Of course, the ten Adverse Childhood Experiences which were originally studied aren’t the only traumas that can harm your relationship, your health, your well-being, and your life. Even so called microtraumas can have lasting effects. Being sick as a child, losing connection with a close friend, having a pet die, being put down by a sibling, being left alone even for a short time, and being teased; all can impact our adult relationships.
These traumatic experiences can seem like “no big deal.” It’s difficult for us to believe that something that happened 20, 30, or 40 years ago can still cause significant problems as adults. We tend to minimize these events or forget them altogether. Sometimes it’s the smallest of events that can have the most lasting effect.
“This is why we say these microtraumatic events can be even more insidious than full-blown traumas,” say psychologists George Pratt and Peter Lambrou in their book Code to Joy, “precisely because they hide behind the veneer of innocent insignificance.”
It shouldn’t surprise us that if we have trauma during the early years of our lives in our first family, we are likely to have reverberations in our adult families. This is called “traumatic resonance.” When we pluck the low E-string on a guitar, the high E-string vibrates along with it. A similar thing happens in relationships.
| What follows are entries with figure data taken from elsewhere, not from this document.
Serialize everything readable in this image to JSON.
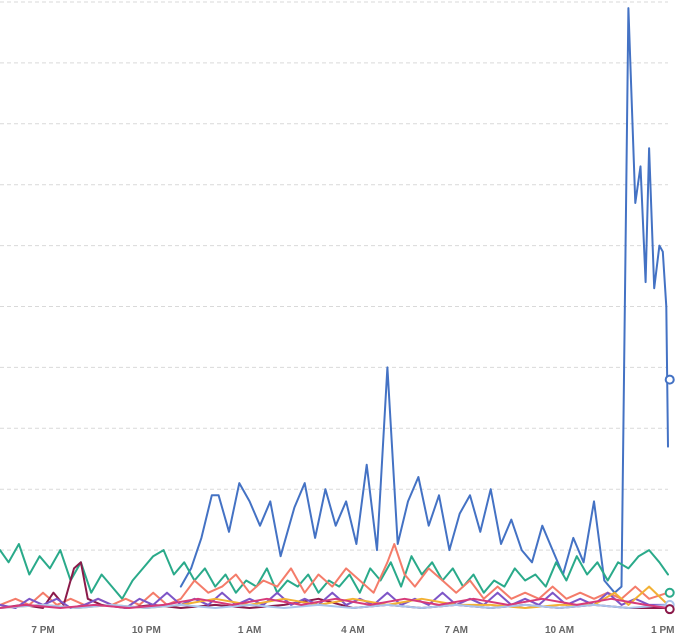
{
  "chart_data": {
    "type": "line",
    "title": "",
    "xlabel": "",
    "ylabel": "",
    "x_ticks": [
      "7 PM",
      "10 PM",
      "1 AM",
      "4 AM",
      "7 AM",
      "10 AM",
      "1 PM"
    ],
    "x_range_hours": [
      17.75,
      37.15
    ],
    "ylim": [
      0,
      100
    ],
    "gridlines_y": [
      10,
      20,
      30,
      40,
      50,
      60,
      70,
      80,
      90,
      100
    ],
    "grid": true,
    "legend": "none",
    "series": [
      {
        "color": "#4472c4",
        "points": [
          [
            23.0,
            4
          ],
          [
            23.3,
            7
          ],
          [
            23.6,
            12
          ],
          [
            23.9,
            19
          ],
          [
            24.1,
            19
          ],
          [
            24.4,
            13
          ],
          [
            24.7,
            21
          ],
          [
            25.0,
            18
          ],
          [
            25.3,
            14
          ],
          [
            25.6,
            18
          ],
          [
            25.9,
            9
          ],
          [
            26.3,
            17
          ],
          [
            26.6,
            21
          ],
          [
            26.9,
            12
          ],
          [
            27.2,
            20
          ],
          [
            27.5,
            14
          ],
          [
            27.8,
            18
          ],
          [
            28.1,
            11
          ],
          [
            28.4,
            24
          ],
          [
            28.7,
            10
          ],
          [
            29.0,
            40
          ],
          [
            29.3,
            11
          ],
          [
            29.6,
            18
          ],
          [
            29.9,
            22
          ],
          [
            30.2,
            14
          ],
          [
            30.5,
            19
          ],
          [
            30.8,
            10
          ],
          [
            31.1,
            16
          ],
          [
            31.4,
            19
          ],
          [
            31.7,
            13
          ],
          [
            32.0,
            20
          ],
          [
            32.3,
            11
          ],
          [
            32.6,
            15
          ],
          [
            32.9,
            10
          ],
          [
            33.2,
            8
          ],
          [
            33.5,
            14
          ],
          [
            33.8,
            10
          ],
          [
            34.1,
            6
          ],
          [
            34.4,
            12
          ],
          [
            34.7,
            8
          ],
          [
            35.0,
            18
          ],
          [
            35.3,
            5
          ],
          [
            35.6,
            3
          ],
          [
            35.8,
            4
          ],
          [
            36.0,
            99
          ],
          [
            36.2,
            67
          ],
          [
            36.35,
            73
          ],
          [
            36.5,
            54
          ],
          [
            36.6,
            76
          ],
          [
            36.75,
            53
          ],
          [
            36.9,
            60
          ],
          [
            37.0,
            59
          ],
          [
            37.1,
            50
          ],
          [
            37.15,
            27
          ]
        ]
      },
      {
        "color": "#2aaa8a",
        "points": [
          [
            17.75,
            10
          ],
          [
            18.0,
            8
          ],
          [
            18.3,
            11
          ],
          [
            18.6,
            6
          ],
          [
            18.9,
            9
          ],
          [
            19.2,
            7
          ],
          [
            19.5,
            10
          ],
          [
            19.8,
            5
          ],
          [
            20.1,
            8
          ],
          [
            20.4,
            3
          ],
          [
            20.7,
            6
          ],
          [
            21.0,
            4
          ],
          [
            21.3,
            2
          ],
          [
            21.6,
            5
          ],
          [
            21.9,
            7
          ],
          [
            22.2,
            9
          ],
          [
            22.5,
            10
          ],
          [
            22.8,
            6
          ],
          [
            23.1,
            8
          ],
          [
            23.4,
            5
          ],
          [
            23.7,
            7
          ],
          [
            24.0,
            4
          ],
          [
            24.3,
            6
          ],
          [
            24.6,
            3
          ],
          [
            24.9,
            5
          ],
          [
            25.2,
            4
          ],
          [
            25.5,
            7
          ],
          [
            25.8,
            3
          ],
          [
            26.1,
            5
          ],
          [
            26.4,
            4
          ],
          [
            26.7,
            6
          ],
          [
            27.0,
            3
          ],
          [
            27.3,
            5
          ],
          [
            27.6,
            4
          ],
          [
            27.9,
            6
          ],
          [
            28.2,
            3
          ],
          [
            28.5,
            7
          ],
          [
            28.8,
            5
          ],
          [
            29.1,
            8
          ],
          [
            29.4,
            4
          ],
          [
            29.7,
            9
          ],
          [
            30.0,
            6
          ],
          [
            30.3,
            8
          ],
          [
            30.6,
            5
          ],
          [
            30.9,
            7
          ],
          [
            31.2,
            4
          ],
          [
            31.5,
            6
          ],
          [
            31.8,
            3
          ],
          [
            32.1,
            5
          ],
          [
            32.4,
            4
          ],
          [
            32.7,
            7
          ],
          [
            33.0,
            5
          ],
          [
            33.3,
            6
          ],
          [
            33.6,
            4
          ],
          [
            33.9,
            8
          ],
          [
            34.2,
            5
          ],
          [
            34.5,
            9
          ],
          [
            34.8,
            6
          ],
          [
            35.1,
            8
          ],
          [
            35.4,
            5
          ],
          [
            35.7,
            8
          ],
          [
            36.0,
            7
          ],
          [
            36.3,
            9
          ],
          [
            36.6,
            10
          ],
          [
            36.9,
            8
          ],
          [
            37.15,
            6
          ]
        ]
      },
      {
        "color": "#f47c6a",
        "points": [
          [
            17.75,
            1
          ],
          [
            18.2,
            2
          ],
          [
            18.6,
            1
          ],
          [
            19.0,
            3
          ],
          [
            19.4,
            1
          ],
          [
            19.8,
            2
          ],
          [
            20.2,
            1
          ],
          [
            20.6,
            2
          ],
          [
            21.0,
            1
          ],
          [
            21.4,
            2
          ],
          [
            21.8,
            1
          ],
          [
            22.2,
            3
          ],
          [
            22.6,
            1
          ],
          [
            23.0,
            2
          ],
          [
            23.4,
            5
          ],
          [
            23.8,
            3
          ],
          [
            24.2,
            4
          ],
          [
            24.6,
            6
          ],
          [
            25.0,
            3
          ],
          [
            25.4,
            5
          ],
          [
            25.8,
            4
          ],
          [
            26.2,
            7
          ],
          [
            26.6,
            3
          ],
          [
            27.0,
            6
          ],
          [
            27.4,
            4
          ],
          [
            27.8,
            7
          ],
          [
            28.2,
            5
          ],
          [
            28.6,
            3
          ],
          [
            29.0,
            8
          ],
          [
            29.2,
            11
          ],
          [
            29.5,
            6
          ],
          [
            29.8,
            4
          ],
          [
            30.2,
            7
          ],
          [
            30.6,
            5
          ],
          [
            31.0,
            3
          ],
          [
            31.4,
            5
          ],
          [
            31.8,
            2
          ],
          [
            32.2,
            4
          ],
          [
            32.6,
            2
          ],
          [
            33.0,
            3
          ],
          [
            33.4,
            2
          ],
          [
            33.8,
            4
          ],
          [
            34.2,
            2
          ],
          [
            34.6,
            3
          ],
          [
            35.0,
            2
          ],
          [
            35.4,
            3
          ],
          [
            35.8,
            2
          ],
          [
            36.2,
            4
          ],
          [
            36.6,
            2
          ],
          [
            37.15,
            3
          ]
        ]
      },
      {
        "color": "#8b1a4a",
        "points": [
          [
            17.75,
            0.5
          ],
          [
            18.4,
            1
          ],
          [
            19.0,
            0.5
          ],
          [
            19.3,
            3
          ],
          [
            19.6,
            1
          ],
          [
            19.9,
            7
          ],
          [
            20.1,
            8
          ],
          [
            20.3,
            2
          ],
          [
            20.7,
            1
          ],
          [
            21.4,
            0.5
          ],
          [
            22.2,
            1
          ],
          [
            23.0,
            0.5
          ],
          [
            24.0,
            1
          ],
          [
            25.0,
            0.5
          ],
          [
            26.0,
            1
          ],
          [
            27.0,
            2
          ],
          [
            28.0,
            0.5
          ],
          [
            29.0,
            1
          ],
          [
            30.0,
            0.5
          ],
          [
            31.0,
            1
          ],
          [
            32.0,
            0.5
          ],
          [
            33.0,
            1
          ],
          [
            34.0,
            0.5
          ],
          [
            35.0,
            1
          ],
          [
            36.0,
            0.5
          ],
          [
            37.15,
            0.5
          ]
        ]
      },
      {
        "color": "#7d55c7",
        "points": [
          [
            17.75,
            1
          ],
          [
            18.2,
            0.5
          ],
          [
            18.6,
            2
          ],
          [
            19.0,
            1
          ],
          [
            19.4,
            2
          ],
          [
            19.8,
            0.5
          ],
          [
            20.2,
            1
          ],
          [
            20.6,
            2
          ],
          [
            21.0,
            1
          ],
          [
            21.4,
            0.5
          ],
          [
            21.8,
            2
          ],
          [
            22.2,
            1
          ],
          [
            22.6,
            3
          ],
          [
            23.0,
            1
          ],
          [
            23.4,
            2
          ],
          [
            23.8,
            1
          ],
          [
            24.2,
            3
          ],
          [
            24.6,
            1
          ],
          [
            25.0,
            2
          ],
          [
            25.4,
            1
          ],
          [
            25.8,
            3
          ],
          [
            26.2,
            1
          ],
          [
            26.6,
            2
          ],
          [
            27.0,
            1
          ],
          [
            27.4,
            3
          ],
          [
            27.8,
            1
          ],
          [
            28.2,
            2
          ],
          [
            28.6,
            1
          ],
          [
            29.0,
            3
          ],
          [
            29.4,
            1
          ],
          [
            29.8,
            2
          ],
          [
            30.2,
            1
          ],
          [
            30.6,
            3
          ],
          [
            31.0,
            1
          ],
          [
            31.4,
            2
          ],
          [
            31.8,
            1
          ],
          [
            32.2,
            3
          ],
          [
            32.6,
            1
          ],
          [
            33.0,
            2
          ],
          [
            33.4,
            1
          ],
          [
            33.8,
            3
          ],
          [
            34.2,
            1
          ],
          [
            34.6,
            2
          ],
          [
            35.0,
            1
          ],
          [
            35.4,
            3
          ],
          [
            35.8,
            1
          ],
          [
            36.2,
            2
          ],
          [
            36.6,
            1
          ],
          [
            37.15,
            1
          ]
        ]
      },
      {
        "color": "#f2b134",
        "points": [
          [
            17.75,
            0.5
          ],
          [
            19.0,
            1
          ],
          [
            20.0,
            0.5
          ],
          [
            21.0,
            1
          ],
          [
            22.0,
            0.5
          ],
          [
            23.0,
            1
          ],
          [
            24.0,
            2
          ],
          [
            25.0,
            1
          ],
          [
            26.0,
            2
          ],
          [
            27.0,
            1
          ],
          [
            28.0,
            2
          ],
          [
            29.0,
            1
          ],
          [
            30.0,
            2
          ],
          [
            31.0,
            1
          ],
          [
            32.0,
            1
          ],
          [
            33.0,
            0.5
          ],
          [
            34.0,
            1
          ],
          [
            35.0,
            1
          ],
          [
            35.6,
            3
          ],
          [
            36.0,
            1
          ],
          [
            36.6,
            4
          ],
          [
            37.15,
            1
          ]
        ]
      },
      {
        "color": "#a9c4ec",
        "points": [
          [
            17.75,
            0.5
          ],
          [
            19.0,
            1
          ],
          [
            20.0,
            0.5
          ],
          [
            21.0,
            1
          ],
          [
            22.0,
            0.5
          ],
          [
            23.0,
            1
          ],
          [
            24.0,
            0.5
          ],
          [
            25.0,
            1
          ],
          [
            26.0,
            0.5
          ],
          [
            27.0,
            1
          ],
          [
            28.0,
            0.5
          ],
          [
            29.0,
            1
          ],
          [
            30.0,
            0.5
          ],
          [
            31.0,
            1
          ],
          [
            32.0,
            0.5
          ],
          [
            33.0,
            1
          ],
          [
            34.0,
            0.5
          ],
          [
            35.0,
            1
          ],
          [
            36.0,
            0.5
          ],
          [
            37.15,
            1
          ]
        ]
      },
      {
        "color": "#d63a7a",
        "points": [
          [
            17.75,
            0.5
          ],
          [
            18.5,
            1
          ],
          [
            19.5,
            0.5
          ],
          [
            20.5,
            1
          ],
          [
            21.5,
            0.5
          ],
          [
            22.5,
            1
          ],
          [
            23.5,
            2
          ],
          [
            24.5,
            1
          ],
          [
            25.5,
            2
          ],
          [
            26.5,
            1
          ],
          [
            27.5,
            2
          ],
          [
            28.5,
            1
          ],
          [
            29.5,
            2
          ],
          [
            30.5,
            1
          ],
          [
            31.5,
            2
          ],
          [
            32.5,
            1
          ],
          [
            33.5,
            2
          ],
          [
            34.5,
            1
          ],
          [
            35.5,
            2
          ],
          [
            36.5,
            1
          ],
          [
            37.15,
            0.5
          ]
        ]
      }
    ],
    "end_markers": [
      {
        "color": "#4472c4",
        "x": 37.2,
        "y": 38
      },
      {
        "color": "#2aaa8a",
        "x": 37.2,
        "y": 3
      },
      {
        "color": "#a9c4ec",
        "x": 37.2,
        "y": 1
      },
      {
        "color": "#8b1a4a",
        "x": 37.2,
        "y": 0.3
      }
    ]
  }
}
When my wife seems to withdraw, it resonates with old feelings of abandonment and fear and I react with irritation and anger. My anger resonates with my wife’s early experiences growing up with an abusive father. She closes down to protect herself and our relationship suffers as a result. Trauma leads to more trauma and we end up fighting or withdrawing.
Our unhealed childhood traumas can lead to behaviors that can become ACEs for our own children and the terrible cycle continues. But once we recognize these “shadows from the past,” we can heal old wounds and keep our marriages alive and well and help our children grow up with few or no ACEs. Think what that will do for the well-being of the world.